"Семнадцатый самозванец" - читать интересную книгу автора (Балязин Вольдемар)

Глава шестнадцатая. Феодосий

Христо подобрал Тимошу в гавани еле живого. Всю дорогу до мыса Агион-Орос Тимоша почти недвижно лежал в тесной каюте капитана и тяжкие думы беспрерывною чредою накатывались одна на другую. Он вспомнил, как сожгли юроды их избушку, как мытарились они с матерью на Лешачем болоте, как бежал он из Москвы, преследуемый смертным страхом погони и казни, как измывались над ним в Буджакской степи пьяные до беспамятства волохи. Он вспомнил Семибашенный замок, истерзанных палачами узников, гибель друга своего Ивана, собственные свои муки на базарном помосте Истамбула и, вспомнив все, — задумался. «Почему, — думал Тимоша, — не помогают мне ни ум, ни сноровка? Почему, напугавшись невесть чего, выгнал нас из Варшавы пан Кисель? Почему не захотел держать на своем дворе Азем-Салих паша? Почему казнили Ивана Вергунёнка, хотя Иван мог принести туркам немалую пользу, если б не пытались басурмане столь скоро подмять его под себя?» Думал и не находил ответа.

— Собирайся, брат, — прервал невеселые его думы Христо. Афон — вот он, рукой подать. Тимоша слабо улыбнулся:

— Мои сборы — онучи да оборы. Немного ныне у меня добра, Христо.

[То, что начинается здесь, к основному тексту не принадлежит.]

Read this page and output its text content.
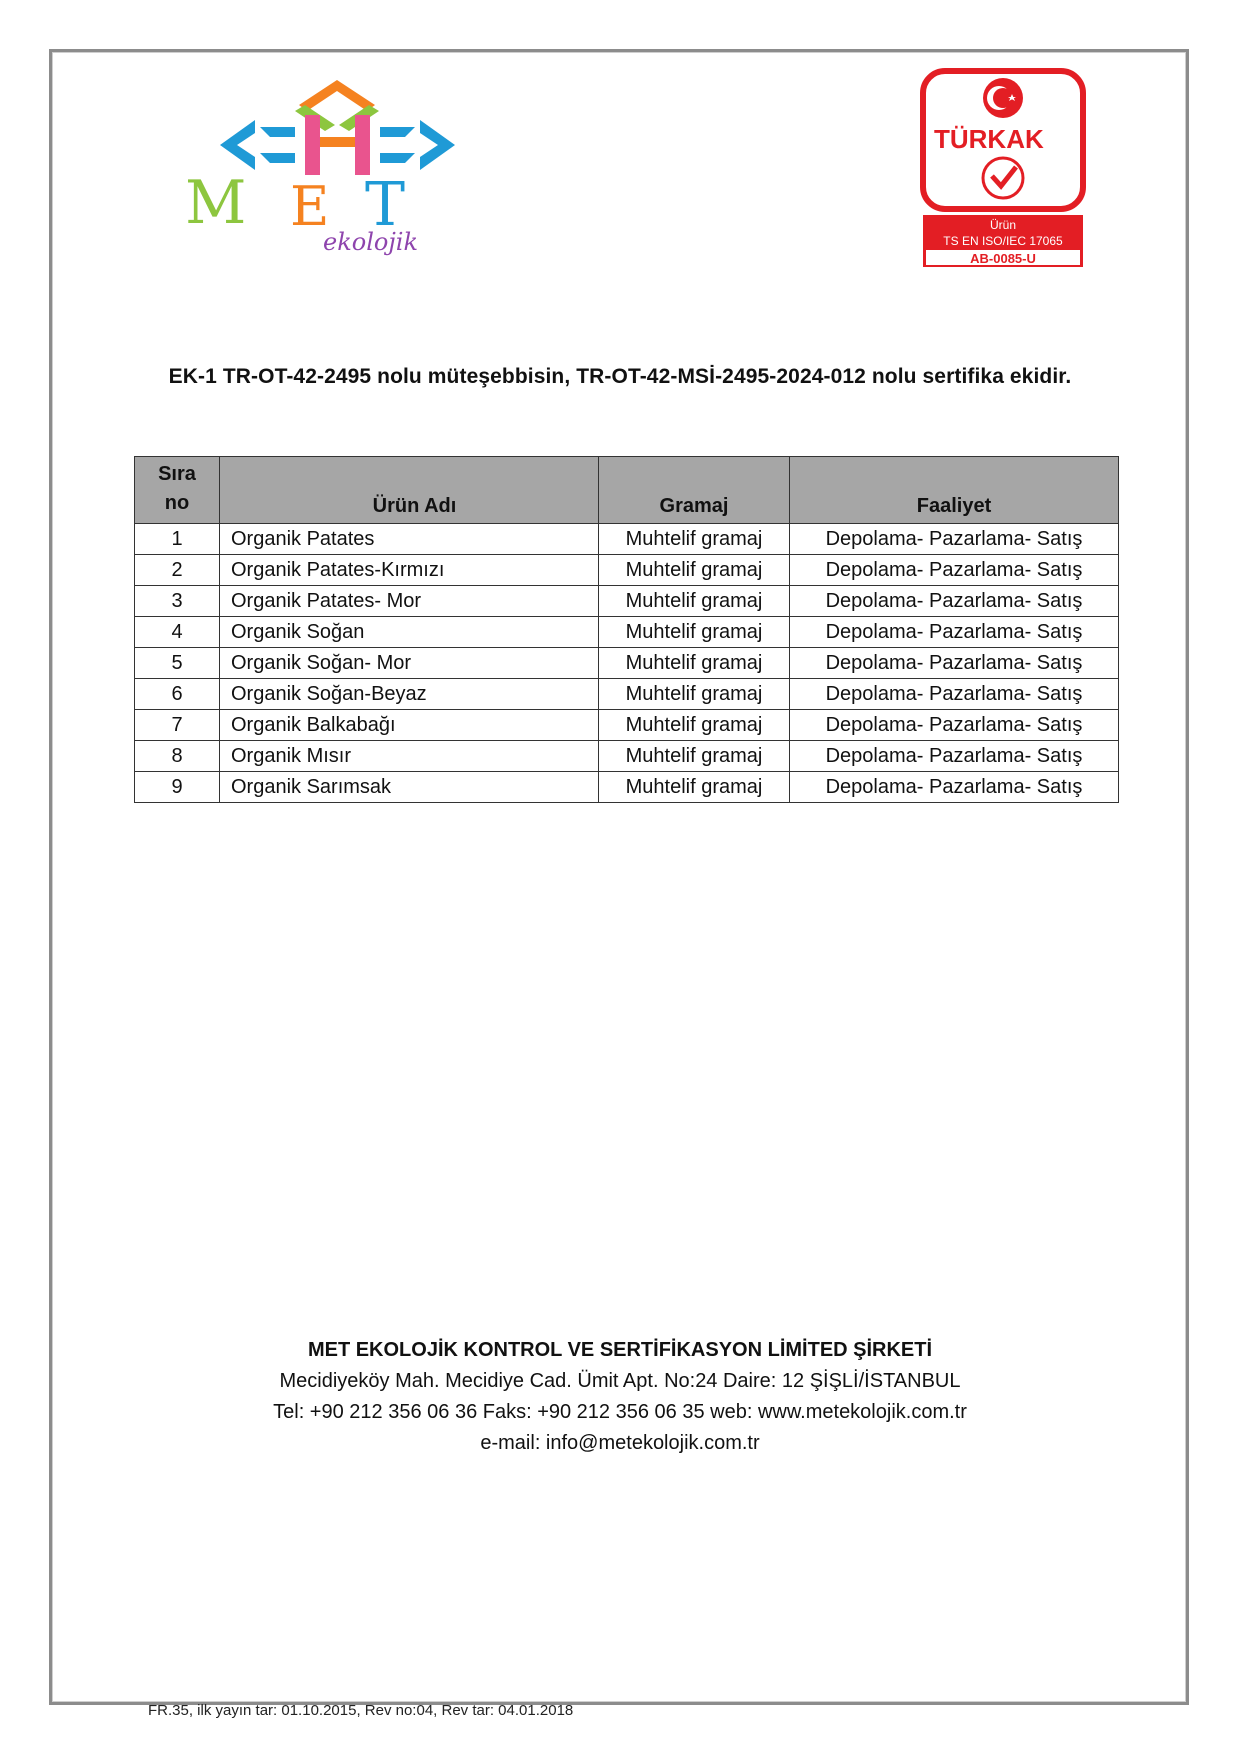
M E T
ekolojik
TÜRKAK
Ürün
TS EN ISO/IEC 17065
AB-0085-U
EK-1 TR-OT-42-2495 nolu müteşebbisin, TR-OT-42-MSİ-2495-2024-012 nolu sertifika ekidir.
Sıra
no	Ürün Adı	Gramaj	Faaliyet
1	Organik Patates	Muhtelif gramaj	Depolama- Pazarlama- Satış
2	Organik Patates-Kırmızı	Muhtelif gramaj	Depolama- Pazarlama- Satış
3	Organik Patates- Mor	Muhtelif gramaj	Depolama- Pazarlama- Satış
4	Organik Soğan	Muhtelif gramaj	Depolama- Pazarlama- Satış
5	Organik Soğan- Mor	Muhtelif gramaj	Depolama- Pazarlama- Satış
6	Organik Soğan-Beyaz	Muhtelif gramaj	Depolama- Pazarlama- Satış
7	Organik Balkabağı	Muhtelif gramaj	Depolama- Pazarlama- Satış
8	Organik Mısır	Muhtelif gramaj	Depolama- Pazarlama- Satış
9	Organik Sarımsak	Muhtelif gramaj	Depolama- Pazarlama- Satış
MET EKOLOJİK KONTROL VE SERTİFİKASYON LİMİTED ŞİRKETİ
Mecidiyeköy Mah. Mecidiye Cad. Ümit Apt. No:24 Daire: 12 ŞİŞLİ/İSTANBUL
Tel: +90 212 356 06 36 Faks: +90 212 356 06 35 web: www.metekolojik.com.tr
e-mail: info@metekolojik.com.tr
FR.35, ilk yayın tar: 01.10.2015, Rev no:04, Rev tar: 04.01.2018
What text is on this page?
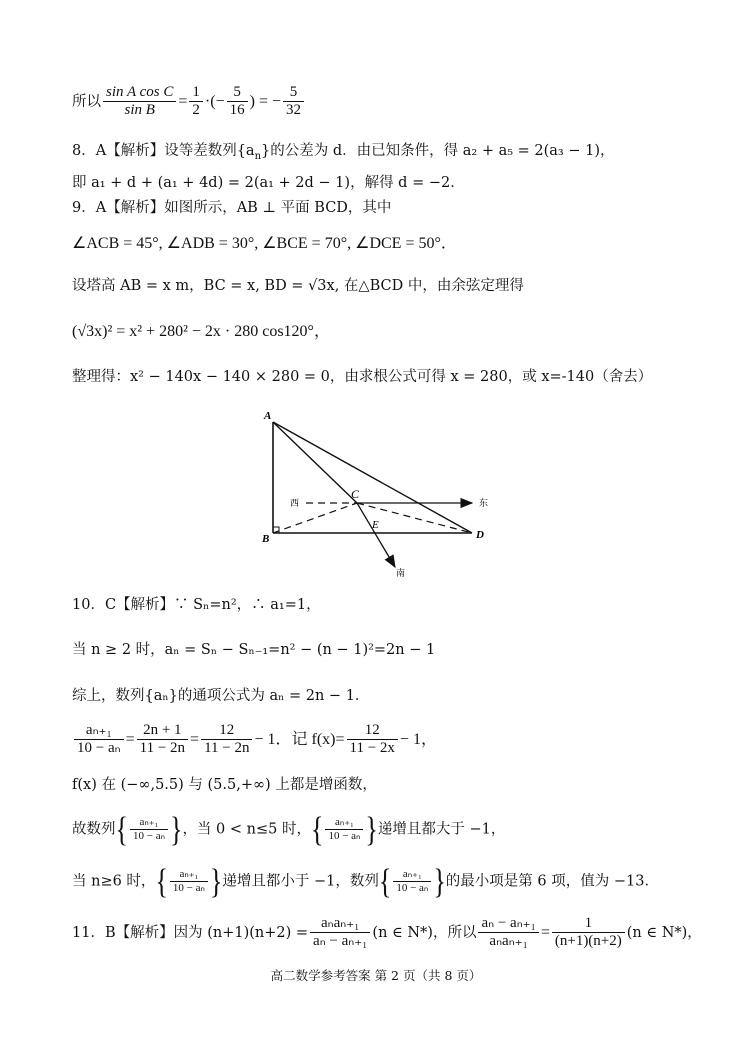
所以 $\frac{\text{sin A cos C}}{\text{sin B}} = \frac{1}{2}$ ·(− $\frac{5}{16}$ ) = − $\frac{5}{32}$
8．A【解析】设等差数列$\{a_n\}$的公差为 d．由已知条件，得 a₂ + a₅ = 2(a₃ − 1)，
即 a₁ + d + (a₁ + 4d) = 2(a₁ + 2d − 1)，解得 d = −2．
9．A【解析】如图所示，AB ⊥ 平面 BCD，其中
∠ACB = 45°, ∠ADB = 30°, ∠BCE = 70°, ∠DCE = 50°．
设塔高 AB = x m，BC = x, BD = √3x, 在△BCD 中，由余弦定理得
(√3x)² = x² + 280² − 2x · 280 cos120°，
整理得：x² − 140x − 140 × 280 = 0，由求根公式可得 x = 280，或 x=-140（舍去）
A
B
C
D
E
西	东
南
10．C【解析】∵ Sₙ=n²，∴ a₁=1，
当 n ≥ 2 时，aₙ = Sₙ − Sₙ₋₁=n² − (n − 1)²=2n − 1
综上，数列{aₙ}的通项公式为 aₙ = 2n − 1．
$\frac{\text{aₙ₊₁}}{\text{10 − aₙ}} = \frac{2n + 1}{11 - 2n} = \frac{12}{11 - 2n} - 1$．记 $f(x)= \frac{12}{11 - 2x} - 1$，
f(x) 在 (−∞,5.5) 与 (5.5,+∞) 上都是增函数，
故数列{ $\frac{\text{aₙ₊₁}}{\text{10 − aₙ}}$ }，当 0 < n≤5 时，{ $\frac{\text{aₙ₊₁}}{\text{10 − aₙ}}$ }递增且都大于 −1，
当 n≥6 时，{ $\frac{\text{aₙ₊₁}}{\text{10 − aₙ}}$ }递增且都小于 −1，数列{ $\frac{\text{aₙ₊₁}}{\text{10 − aₙ}}$ }的最小项是第 6 项，值为 −13．
11．B【解析】因为 $(n+1)(n+2) = \frac{\text{aₙaₙ₊₁}}{\text{aₙ − aₙ₊₁}} (n$ ∈ N*)，所以 $\frac{\text{aₙ − aₙ₊₁}}{\text{aₙaₙ₊₁}} = \frac{1}{(n+1)(n+2)} (n$ ∈ N*)，
高二数学参考答案 第 2 页（共 8 页）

— Ничего, брат. У нас говорят: «Кого бог полюбит — нищетою взыщет». Так-то и к разбойникам попасть не страшно: что с голого возьмешь?

— На Афоне — Святой горе, какие ж разбойники?

— Э, брат, этого я тебе не скажу, сам скоро узнаешь, — засмеялся Христе.

Тимоша задумался.

— А знаешь, брат, мне ведь ни в один из монастырей и показываться нельзя. Словят меня недоброжелатели мои и прощай воля! Нет, не воля жизнь прощай.

— А куда же тебе деваться, бедовая твоя голова?

— Возьми меня к себе на корабль, Христе. Я тебе всякую работу стану делать.

Христе задумался. Поглядел на Тимощу — худого, серолицего. Сказал ласково:

— Ты, брат, ныне ни к какой работе непригоден. Поживи месяц-другой на берегу, на вольном воздухе, под солнышком, у моря, а там почему бы и не взять тебя в работу?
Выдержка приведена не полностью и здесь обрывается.